Price has to be considered the Cy Young award frontrunner at this point with one start left to go on his season. He picked up his American League-leading 19th win last night, hurling a complete game while striking out a season-high 13 batters. Price displayed the full smorgasbord of his abilities last night, making batters look absolutely foolish by mixing in his excellent curveball and change-up with an overpowering 95-97 mph fastball. Last night’s start dropped his ERA to a Major League-best 2.56 and he ranks in the top-10 in the AL in a bevy of other categories including: innings pitched, strikeouts, ERA+, WAR, and WHIP.

He’s also durable too. The left-hander has thrown at least 7 innings in all but 2 starts dating back to the middle of June (17 starts) and he’s allowed more than 3 earned runs just once over the time frame. Price is dominant against righties and lefties, exhibiting no noticeable split differences, and he rises to the occasion with runners on base, holding opposing hitters to a .226 batting average. Basically, he’s everything you would want and more out of a just turned 27-year-old in his 4th season as a big league starter.

The rest of the staff isn’t too shabby either. James Shields has been piling up the punch outs since the All-Star break, striking out 93 batters while posting the 2nd best WHIP in baseball over the time span, only trailing Kris Medlen’s historic roll. Alex Cobb and Matt Moore have also made big strides down the stretches of their first full seasons in a big league rotation. Both pitchers have posted mid-3.00 ERAs after flirting with the mid-4.00s and in the first half. Jeremy Hellickson is also in the mix, as he continues to infuriate hitters and stat nerds (particularly those who love FIP, or fielding independent pitching) alike by having so much success despite such a pedestrian strikeout rate. These four are all slated to make 2 more starts apiece, and Tampa Bay will need each and every one of those to come with some quality.

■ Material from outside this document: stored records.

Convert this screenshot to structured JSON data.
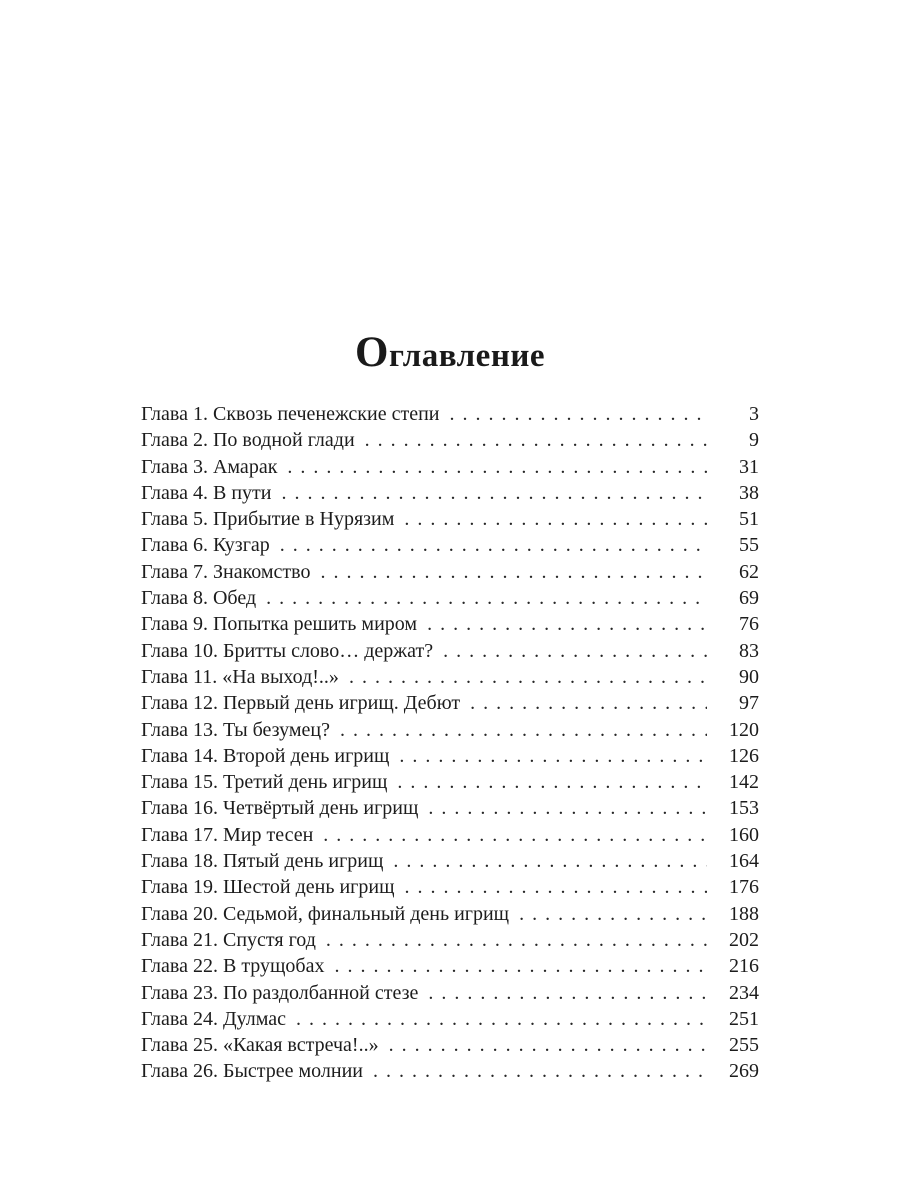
{
  "toc": {
    "title": "Оглавление",
    "entries": [
      {
        "label": "Глава 1. Сквозь печенежские степи",
        "page": "3"
      },
      {
        "label": "Глава 2. По водной глади",
        "page": "9"
      },
      {
        "label": "Глава 3. Амарак",
        "page": "31"
      },
      {
        "label": "Глава 4. В пути",
        "page": "38"
      },
      {
        "label": "Глава 5. Прибытие в Нурязим",
        "page": "51"
      },
      {
        "label": "Глава 6. Кузгар",
        "page": "55"
      },
      {
        "label": "Глава 7. Знакомство",
        "page": "62"
      },
      {
        "label": "Глава 8. Обед",
        "page": "69"
      },
      {
        "label": "Глава 9. Попытка решить миром",
        "page": "76"
      },
      {
        "label": "Глава 10. Бритты слово… держат?",
        "page": "83"
      },
      {
        "label": "Глава 11. «На выход!..»",
        "page": "90"
      },
      {
        "label": "Глава 12. Первый день игрищ. Дебют",
        "page": "97"
      },
      {
        "label": "Глава 13. Ты безумец?",
        "page": "120"
      },
      {
        "label": "Глава 14. Второй день игрищ",
        "page": "126"
      },
      {
        "label": "Глава 15. Третий день игрищ",
        "page": "142"
      },
      {
        "label": "Глава 16. Четвёртый день игрищ",
        "page": "153"
      },
      {
        "label": "Глава 17. Мир тесен",
        "page": "160"
      },
      {
        "label": "Глава 18. Пятый день игрищ",
        "page": "164"
      },
      {
        "label": "Глава 19. Шестой день игрищ",
        "page": "176"
      },
      {
        "label": "Глава 20. Седьмой, финальный день игрищ",
        "page": "188"
      },
      {
        "label": "Глава 21. Спустя год",
        "page": "202"
      },
      {
        "label": "Глава 22. В трущобах",
        "page": "216"
      },
      {
        "label": "Глава 23. По раздолбанной стезе",
        "page": "234"
      },
      {
        "label": "Глава 24. Дулмас",
        "page": "251"
      },
      {
        "label": "Глава 25. «Какая встреча!..»",
        "page": "255"
      },
      {
        "label": "Глава 26. Быстрее молнии",
        "page": "269"
      }
    ]
  }
}
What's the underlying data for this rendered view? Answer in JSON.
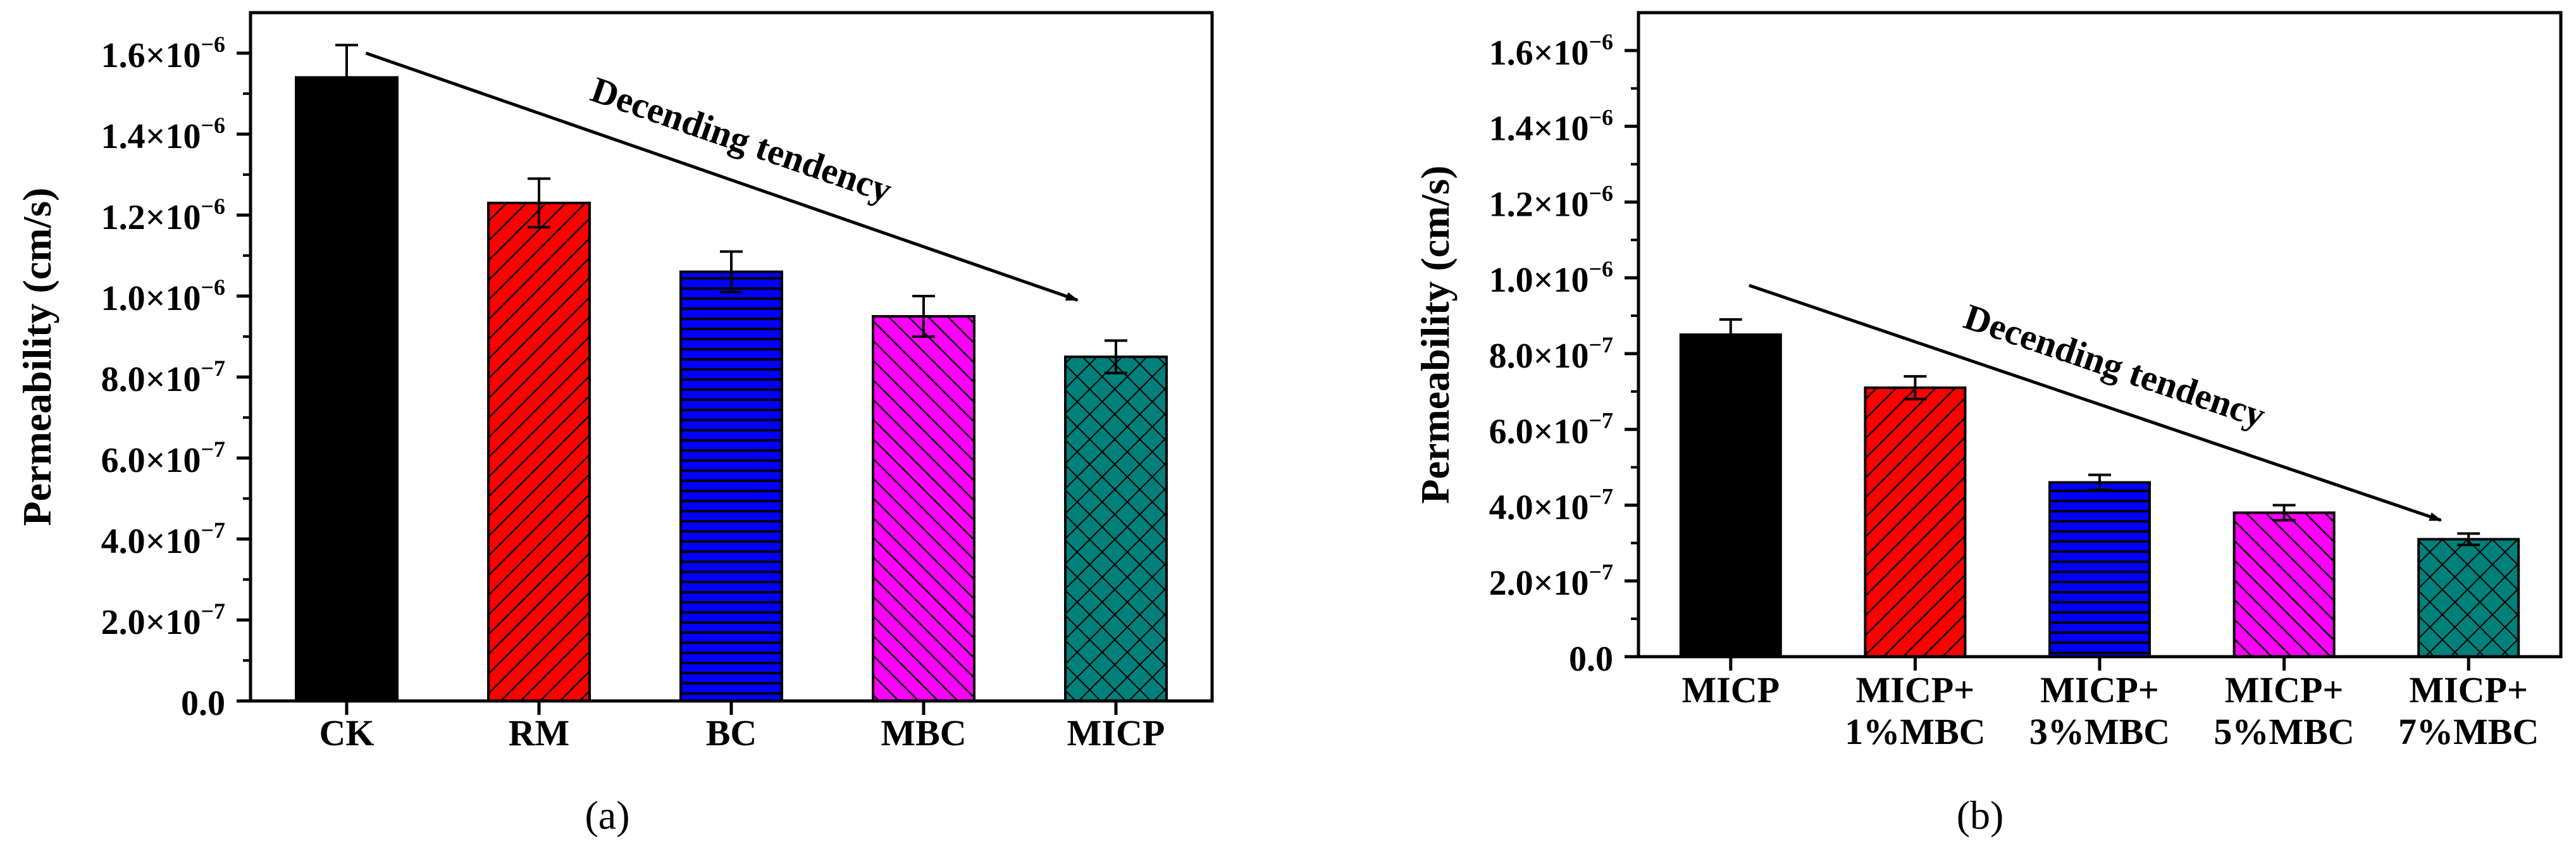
{
  "colors": {
    "black": "#000000",
    "red": "#ff0000",
    "blue": "#0000ff",
    "magenta": "#ff00ff",
    "teal": "#00807a"
  },
  "chart_data": [
    {
      "type": "bar",
      "panel_label": "(a)",
      "ylabel": "Permeability (cm/s)",
      "xlabel": "",
      "ylim": [
        0,
        1.7e-06
      ],
      "yticks": [
        0,
        2e-07,
        4e-07,
        6e-07,
        8e-07,
        1e-06,
        1.2e-06,
        1.4e-06,
        1.6e-06
      ],
      "ytick_labels": [
        {
          "mantissa": "0.0",
          "exp": ""
        },
        {
          "mantissa": "2.0×10",
          "exp": "−7"
        },
        {
          "mantissa": "4.0×10",
          "exp": "−7"
        },
        {
          "mantissa": "6.0×10",
          "exp": "−7"
        },
        {
          "mantissa": "8.0×10",
          "exp": "−7"
        },
        {
          "mantissa": "1.0×10",
          "exp": "−6"
        },
        {
          "mantissa": "1.2×10",
          "exp": "−6"
        },
        {
          "mantissa": "1.4×10",
          "exp": "−6"
        },
        {
          "mantissa": "1.6×10",
          "exp": "−6"
        }
      ],
      "categories": [
        [
          "CK"
        ],
        [
          "RM"
        ],
        [
          "BC"
        ],
        [
          "MBC"
        ],
        [
          "MICP"
        ]
      ],
      "values": [
        1.54e-06,
        1.23e-06,
        1.06e-06,
        9.5e-07,
        8.5e-07
      ],
      "errors": [
        8e-08,
        6e-08,
        5e-08,
        5e-08,
        4e-08
      ],
      "bar_colors": [
        "black",
        "red",
        "blue",
        "magenta",
        "teal"
      ],
      "bar_patterns": [
        "solid",
        "diag-right",
        "horizontal",
        "diag-left",
        "crosshatch"
      ],
      "annotation": {
        "text": "Decending tendency",
        "arrow": {
          "from": [
            0.6,
            1.6e-06
          ],
          "to": [
            4.3,
            9.9e-07
          ]
        }
      }
    },
    {
      "type": "bar",
      "panel_label": "(b)",
      "ylabel": "Permeability (cm/s)",
      "xlabel": "",
      "ylim": [
        0,
        1.7e-06
      ],
      "yticks": [
        0,
        2e-07,
        4e-07,
        6e-07,
        8e-07,
        1e-06,
        1.2e-06,
        1.4e-06,
        1.6e-06
      ],
      "ytick_labels": [
        {
          "mantissa": "0.0",
          "exp": ""
        },
        {
          "mantissa": "2.0×10",
          "exp": "−7"
        },
        {
          "mantissa": "4.0×10",
          "exp": "−7"
        },
        {
          "mantissa": "6.0×10",
          "exp": "−7"
        },
        {
          "mantissa": "8.0×10",
          "exp": "−7"
        },
        {
          "mantissa": "1.0×10",
          "exp": "−6"
        },
        {
          "mantissa": "1.2×10",
          "exp": "−6"
        },
        {
          "mantissa": "1.4×10",
          "exp": "−6"
        },
        {
          "mantissa": "1.6×10",
          "exp": "−6"
        }
      ],
      "categories": [
        [
          "MICP"
        ],
        [
          "MICP+",
          "1%MBC"
        ],
        [
          "MICP+",
          "3%MBC"
        ],
        [
          "MICP+",
          "5%MBC"
        ],
        [
          "MICP+",
          "7%MBC"
        ]
      ],
      "values": [
        8.5e-07,
        7.1e-07,
        4.6e-07,
        3.8e-07,
        3.1e-07
      ],
      "errors": [
        4e-08,
        3e-08,
        2e-08,
        2e-08,
        1.5e-08
      ],
      "bar_colors": [
        "black",
        "red",
        "blue",
        "magenta",
        "teal"
      ],
      "bar_patterns": [
        "solid",
        "diag-right",
        "horizontal",
        "diag-left",
        "crosshatch"
      ],
      "annotation": {
        "text": "Decending tendency",
        "arrow": {
          "from": [
            0.6,
            9.8e-07
          ],
          "to": [
            4.35,
            3.6e-07
          ]
        }
      }
    }
  ]
}
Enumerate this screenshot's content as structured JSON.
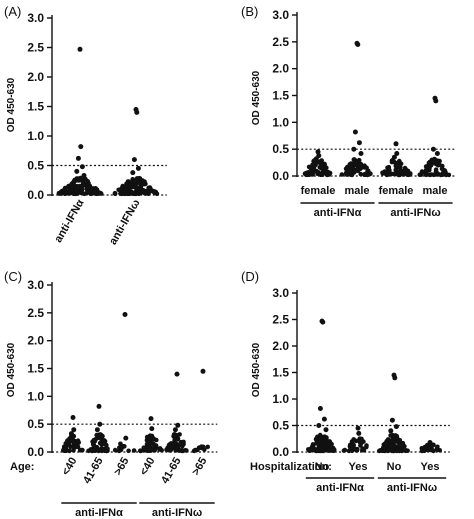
{
  "chart_data": [
    {
      "type": "scatter",
      "panel": "(A)",
      "ylabel": "OD 450-630",
      "ylim": [
        0,
        3.0
      ],
      "yticks": [
        0.0,
        0.5,
        1.0,
        1.5,
        2.0,
        2.5,
        3.0
      ],
      "threshold": 0.5,
      "baseline": 0.0,
      "categories": [
        "anti-IFNα",
        "anti-IFNω"
      ],
      "category_row_title": "",
      "groups": [],
      "series": [
        {
          "category": "anti-IFNα",
          "outliers": [
            2.47,
            0.82,
            0.62,
            0.48,
            0.4,
            0.33
          ],
          "cluster_max": 0.28,
          "cluster_count": 120
        },
        {
          "category": "anti-IFNω",
          "outliers": [
            1.45,
            1.4,
            0.6,
            0.45,
            0.38
          ],
          "cluster_max": 0.28,
          "cluster_count": 120
        }
      ]
    },
    {
      "type": "scatter",
      "panel": "(B)",
      "ylabel": "OD 450-630",
      "ylim": [
        0,
        3.0
      ],
      "yticks": [
        0.0,
        0.5,
        1.0,
        1.5,
        2.0,
        2.5,
        3.0
      ],
      "threshold": 0.5,
      "baseline": 0.0,
      "categories": [
        "female",
        "male",
        "female",
        "male"
      ],
      "category_row_title": "",
      "groups": [
        {
          "label": "anti-IFNα",
          "span": [
            0,
            1
          ]
        },
        {
          "label": "anti-IFNω",
          "span": [
            2,
            3
          ]
        }
      ],
      "series": [
        {
          "category": "female",
          "group": "anti-IFNα",
          "outliers": [
            0.45,
            0.38,
            0.32
          ],
          "cluster_max": 0.28,
          "cluster_count": 60
        },
        {
          "category": "male",
          "group": "anti-IFNα",
          "outliers": [
            2.47,
            2.45,
            0.82,
            0.62,
            0.5,
            0.42
          ],
          "cluster_max": 0.3,
          "cluster_count": 60
        },
        {
          "category": "female",
          "group": "anti-IFNω",
          "outliers": [
            0.6,
            0.42,
            0.35
          ],
          "cluster_max": 0.28,
          "cluster_count": 60
        },
        {
          "category": "male",
          "group": "anti-IFNω",
          "outliers": [
            1.45,
            1.4,
            0.5,
            0.42
          ],
          "cluster_max": 0.3,
          "cluster_count": 60
        }
      ]
    },
    {
      "type": "scatter",
      "panel": "(C)",
      "ylabel": "OD 450-630",
      "ylim": [
        0,
        3.0
      ],
      "yticks": [
        0.0,
        0.5,
        1.0,
        1.5,
        2.0,
        2.5,
        3.0
      ],
      "threshold": 0.5,
      "baseline": 0.0,
      "categories": [
        "<40",
        "41-65",
        ">65",
        "<40",
        "41-65",
        ">65"
      ],
      "category_row_title": "Age:",
      "groups": [
        {
          "label": "anti-IFNα",
          "span": [
            0,
            2
          ]
        },
        {
          "label": "anti-IFNω",
          "span": [
            3,
            5
          ]
        }
      ],
      "series": [
        {
          "category": "<40",
          "group": "anti-IFNα",
          "outliers": [
            0.62,
            0.4,
            0.33
          ],
          "cluster_max": 0.28,
          "cluster_count": 45
        },
        {
          "category": "41-65",
          "group": "anti-IFNα",
          "outliers": [
            0.82,
            0.5,
            0.4
          ],
          "cluster_max": 0.3,
          "cluster_count": 55
        },
        {
          "category": ">65",
          "group": "anti-IFNα",
          "outliers": [
            2.47,
            0.25
          ],
          "cluster_max": 0.15,
          "cluster_count": 12
        },
        {
          "category": "<40",
          "group": "anti-IFNω",
          "outliers": [
            0.6,
            0.42
          ],
          "cluster_max": 0.28,
          "cluster_count": 45
        },
        {
          "category": "41-65",
          "group": "anti-IFNω",
          "outliers": [
            1.4,
            0.48,
            0.4
          ],
          "cluster_max": 0.3,
          "cluster_count": 55
        },
        {
          "category": ">65",
          "group": "anti-IFNω",
          "outliers": [
            1.45
          ],
          "cluster_max": 0.08,
          "cluster_count": 10
        }
      ]
    },
    {
      "type": "scatter",
      "panel": "(D)",
      "ylabel": "OD 450-630",
      "ylim": [
        0,
        3.0
      ],
      "yticks": [
        0.0,
        0.5,
        1.0,
        1.5,
        2.0,
        2.5,
        3.0
      ],
      "threshold": 0.5,
      "baseline": 0.0,
      "categories": [
        "No",
        "Yes",
        "No",
        "Yes"
      ],
      "category_row_title": "Hospitalization:",
      "groups": [
        {
          "label": "anti-IFNα",
          "span": [
            0,
            1
          ]
        },
        {
          "label": "anti-IFNω",
          "span": [
            2,
            3
          ]
        }
      ],
      "series": [
        {
          "category": "No",
          "group": "anti-IFNα",
          "outliers": [
            2.47,
            2.45,
            0.82,
            0.62,
            0.5,
            0.42
          ],
          "cluster_max": 0.3,
          "cluster_count": 90
        },
        {
          "category": "Yes",
          "group": "anti-IFNα",
          "outliers": [
            0.45,
            0.35
          ],
          "cluster_max": 0.25,
          "cluster_count": 30
        },
        {
          "category": "No",
          "group": "anti-IFNω",
          "outliers": [
            1.45,
            1.4,
            0.6,
            0.48,
            0.4
          ],
          "cluster_max": 0.3,
          "cluster_count": 90
        },
        {
          "category": "Yes",
          "group": "anti-IFNω",
          "outliers": [
            0.18
          ],
          "cluster_max": 0.12,
          "cluster_count": 25
        }
      ]
    }
  ]
}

The Rays will also need to keep the recent offensive boom going as well. They’ve averaged 8.5 runs per game over their recent 6 game winning streak and have already scored more in September than they did in August despite playing 6 games fewer. BJ Upton has hit 10 homers over his last 25 games and Evan Longoria has been a boon to the offense since his return from injury, hitting 9 homers and 30 RBI in 43 games. Combine that with Ben Zobrist, who has 2 homers, 12 RBI, and a .372 average over the past 2 weeks and you have the makings of a decent offense. The Rays have the best record in baseball (69-13, .841 win %) if they can score at least 4 runs, because their pitching staff can usually make that type of lead hold up. With some more strong offensive play, dominant starting pitching, and a little bit of help along the way, who says Tampa can’t sneak into the Wild Card spot? After all, it’s already happened once.